Proyecto Salvación no se adentra en las profundidades metafísicas de obras mayores como Interestelar de Nolan o La llegada de Villeneuve. Sí plantea la angustia existencial de que toda misión al espacio lejano es suicida, algo que también estaba presente, de un modo angustiante, en la infravalorada Sunshine de Danny Boyle. Aunque aquí hay un giro final en positivo. Porque, por encima de todo, la película es una suerte de buddy movie espacial. Su centro de gravedad es la amistad y colaboración entre el solitario astronauta y el alienígena de aspecto rocoso. Si funciona en pantalla, es gracias a Gosling y a que, en lugar de tirar de efectos digitales para visualizar al extraterrestre, se optó por un títere articulado manejado por un especialista. De modo que el actor no interactuaba con una pantalla verde de croma, sino con una presencia real. Y eso ayuda a crear una complicidad verosímil y cálida entre ambos náufragos del espacio.

El guion es de Drew Goddard —algunos malvados se refieren a él como «el Godard bueno de verdad», aunque él lleva una “d” doble en el apellido—, director de inteligentes películas de género como La cabaña en el bosque y Malos tiempos en El Royal. Y dirigen Phil Lord y Christopher Miller, que vienen del cine de animación y la comedia, con lo que, más que la tensión dramática o las complejidades científicas, lo que mejor se les da es mostrar la complicidad y los malentendidos entre un ser humano y un extraterrestre. La impresionante fotografía es de Greig Fraser, el responsable del Dune de Villeneuve (el estreno de cuya tercera y última parte está anunciado para diciembre de este año).

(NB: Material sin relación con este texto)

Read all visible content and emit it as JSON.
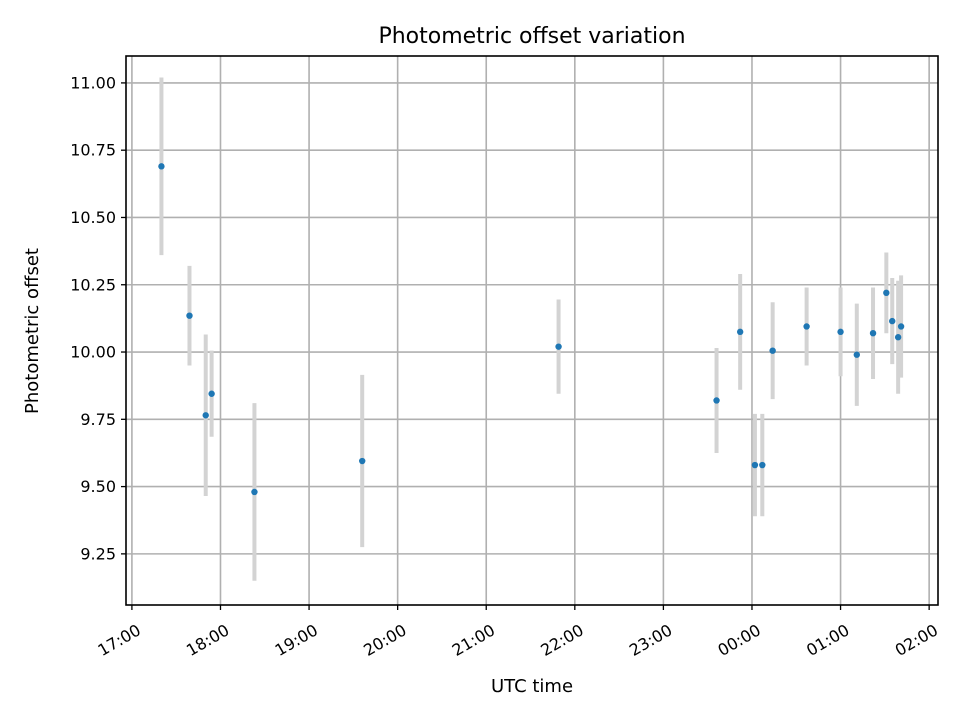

Y permítanme un apunte final: junto con este espectacular y entretenido estreno hollywoodiense para la Semana Santa, llega a los cines una película mucho más pequeña, austera y sombría que nos habla no del futuro, sino del pasado: Dos fiscales, del ucraniano de origen bielorruso Sergei Loznitsa. Aborda los años del gran terror estalinista con un rigor formal y una parsimonia que combinan una puesta en escena deudora de Robert Bresson y un clima de metódica pesadilla burocrática que nos lleva directamente a Kafka. Las desventuras de un joven e ingenuo fiscal que cree en la justicia y la revolución y lleva hasta su máximo superior jerárquico las quejas de un preso político torturado recuerdan a las del agrimensor K de El castillo. Dos fiscales es una película exigente y vocacionalmente minoritaria, pero que merecería no pasar desapercibida, tanto por el tema que aborda como, sobre todo, por la inteligencia con la que lo hace.